Per sostenere la sua famiglia, Maria lavora come trafficante di madri surrogate, trasportandole da un posto all’altro lungo il fiume Volturno, per consegnarle ad un’anziana boss eroinomane. Ma quando una delle ragazze scompare, Maria (Pina Turco della serie televisiva “Gomorra) è incaricata di ritrovarla. Un compito che la costringerà ad addentrarsi in un mondo da cui desidera fuggire. Con “Il Vizio della Speranza”, Edoardo De Angelis ha vinto il premio del pubblico alla 13esima edizione della Festa del cinema di Roma.
Per affrontare il dramma del traffico di bambini, il regista torna nell’ambiguo ambiente del suo precedente lungometraggio “Indivisibili”, la storia di due gemelle siamesi napoletane che aspirano a condurre una vita normale.

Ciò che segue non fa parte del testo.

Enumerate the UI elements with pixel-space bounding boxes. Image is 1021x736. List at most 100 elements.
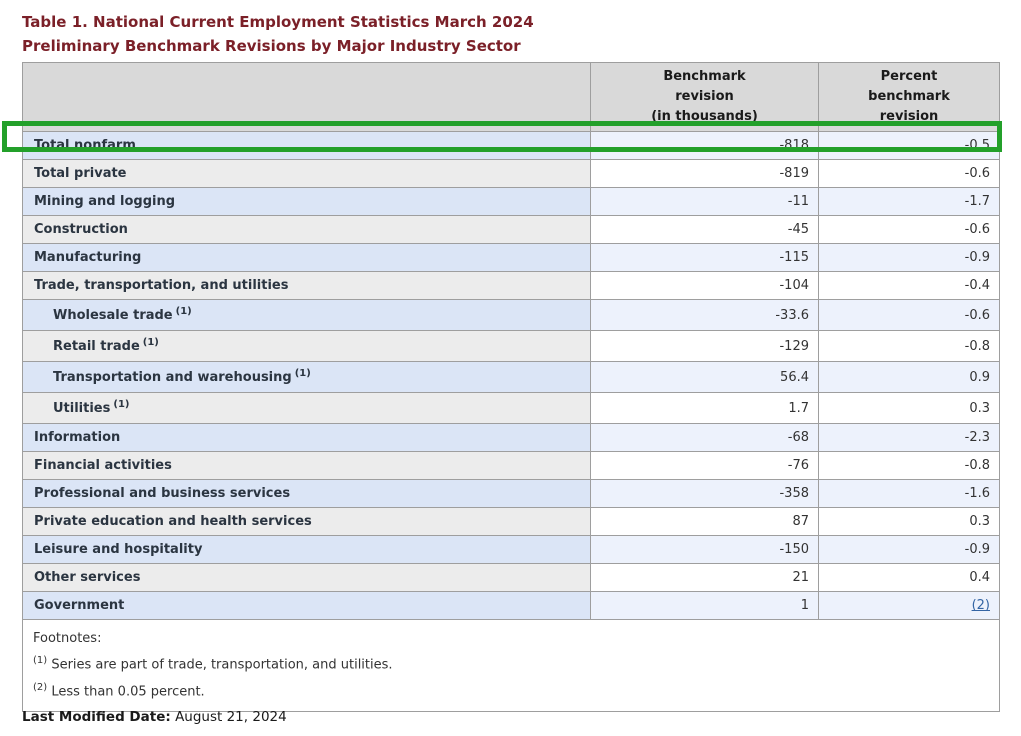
header-benchmark-line2: revision xyxy=(675,89,734,104)
header-industry-cell xyxy=(23,63,591,132)
benchmark-revision-value: -11 xyxy=(591,188,819,216)
footnote-2-marker: (2) xyxy=(33,682,47,693)
footnotes-cell: Footnotes: (1) Series are part of trade,… xyxy=(23,620,1000,712)
benchmark-revisions-table-wrap: Benchmark revision (in thousands) Percen… xyxy=(22,62,1000,712)
industry-label: Private education and health services xyxy=(34,514,312,529)
table-title-line2: Preliminary Benchmark Revisions by Major… xyxy=(22,34,534,58)
footnote-ref: (1) xyxy=(143,337,159,348)
percent-revision-value: -1.7 xyxy=(819,188,1000,216)
benchmark-revision-value: 21 xyxy=(591,564,819,592)
header-percent-line2: benchmark xyxy=(868,89,950,104)
industry-label-cell: Wholesale trade(1) xyxy=(23,300,591,331)
percent-revision-value: 0.3 xyxy=(819,393,1000,424)
footnote-1-text: Series are part of trade, transportation… xyxy=(51,658,392,673)
table-row: Manufacturing -115 -0.9 xyxy=(23,244,1000,272)
footnote-1-marker: (1) xyxy=(33,655,47,666)
table-title-line1: Table 1. National Current Employment Sta… xyxy=(22,10,534,34)
header-percent-line3: revision xyxy=(880,109,939,124)
industry-label: Financial activities xyxy=(34,458,172,473)
page: Table 1. National Current Employment Sta… xyxy=(0,0,1021,736)
industry-label: Mining and logging xyxy=(34,194,175,209)
footnote-2-link[interactable]: (2) xyxy=(972,598,990,613)
percent-revision-value: -0.5 xyxy=(819,132,1000,160)
table-row: Total private -819 -0.6 xyxy=(23,160,1000,188)
table-row: Other services 21 0.4 xyxy=(23,564,1000,592)
industry-label: Leisure and hospitality xyxy=(34,542,202,557)
percent-revision-value: -0.6 xyxy=(819,160,1000,188)
industry-label-cell: Construction xyxy=(23,216,591,244)
table-row: Transportation and warehousing(1) 56.4 0… xyxy=(23,362,1000,393)
table-title: Table 1. National Current Employment Sta… xyxy=(22,10,534,58)
industry-label-cell: Private education and health services xyxy=(23,508,591,536)
percent-revision-value: -0.9 xyxy=(819,244,1000,272)
table-row: Retail trade(1) -129 -0.8 xyxy=(23,331,1000,362)
industry-label: Utilities xyxy=(53,401,110,416)
industry-label: Construction xyxy=(34,222,128,237)
header-percent-line1: Percent xyxy=(881,69,938,84)
percent-revision-value: -0.4 xyxy=(819,272,1000,300)
industry-label: Trade, transportation, and utilities xyxy=(34,278,288,293)
industry-label-cell: Information xyxy=(23,424,591,452)
header-percent-revision: Percent benchmark revision xyxy=(819,63,1000,132)
industry-label: Total nonfarm xyxy=(34,138,136,153)
benchmark-revision-value: -819 xyxy=(591,160,819,188)
benchmark-revision-value: -68 xyxy=(591,424,819,452)
percent-revision-value: -2.3 xyxy=(819,424,1000,452)
table-row: Private education and health services 87… xyxy=(23,508,1000,536)
industry-label-cell: Leisure and hospitality xyxy=(23,536,591,564)
footnote-2-text: Less than 0.05 percent. xyxy=(51,684,204,699)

Mentre si occupa di problemi di criminalità e di povera gente, De Angelis riesce ad evitare il realismo noioso e prescrittivo tipico dei film di denuncia sociale. Ne Il Vizio della speranza molto lo si deve alle straordinarie musiche e canzoni di Enzo Avitabile e alla performance di Pina Turco. La donna che vende neonati, scopre di essere a sua volta incinta, una prospettiva che non aveva mai immaginato per se stessa a causa di gravi problemi di salute.
Il film, scritto con Umberto Contarello, esprime con forza visionaria la condanna di un mondo che non crede più in nulla, dove la speranza è messa al bando. De Angelis ha spiegato che nel film il corpo è lo strumento principale della narrazione, un veicolo tematico in quanto mostra la bellezza ferita di essere umani in attesa di qualcosa o qualcuno, disperati attaccati a un’ultima speranza; infine, il corpo esprime la volontà dell’anima di sovvertire l’ordine della disperazione, attraverso la resistenza e, al momento giusto, la ribellione”.
Il regista dimostra inoltre di conoscere molto bene Castel Volturno, una terra martoriata dal degrado e dalla disperazione, dove la popolazione immigrata è numerosa e facilmente discriminabile, e dove la criminalità organizzata è ovunque. “Ma per molti è anche un rifugio”, precisa De Angelis. “Vengono qui perché ci sono molte case abbandonate, un controllo blando della legge, un clima buono, il mare”.
25 mila abitanti regolari, 25 mila irregolari. Due eserciti contrapposti che convivono sull’orlo del conflitto scambiandosi soldi, cose, droga, sesso, figli, qualche tenero abbraccio e antiche malattie.
Il simbolismo religioso con i tanti riferimenti cristologici, attualizzando l’immagine della natività, dilaga in modo provocatorio verso il finale, trasformando Maria in un martire, un redentore in stile Maria Maddalena, il cui sacrificio suona nobile quanto ingenuo.
In una terra dove non c’è traccia né di Stato né di futuro, ben venga allora se una faccenda complessa e viziosa come la speranza arrivi sotto forma di richiami evangelici.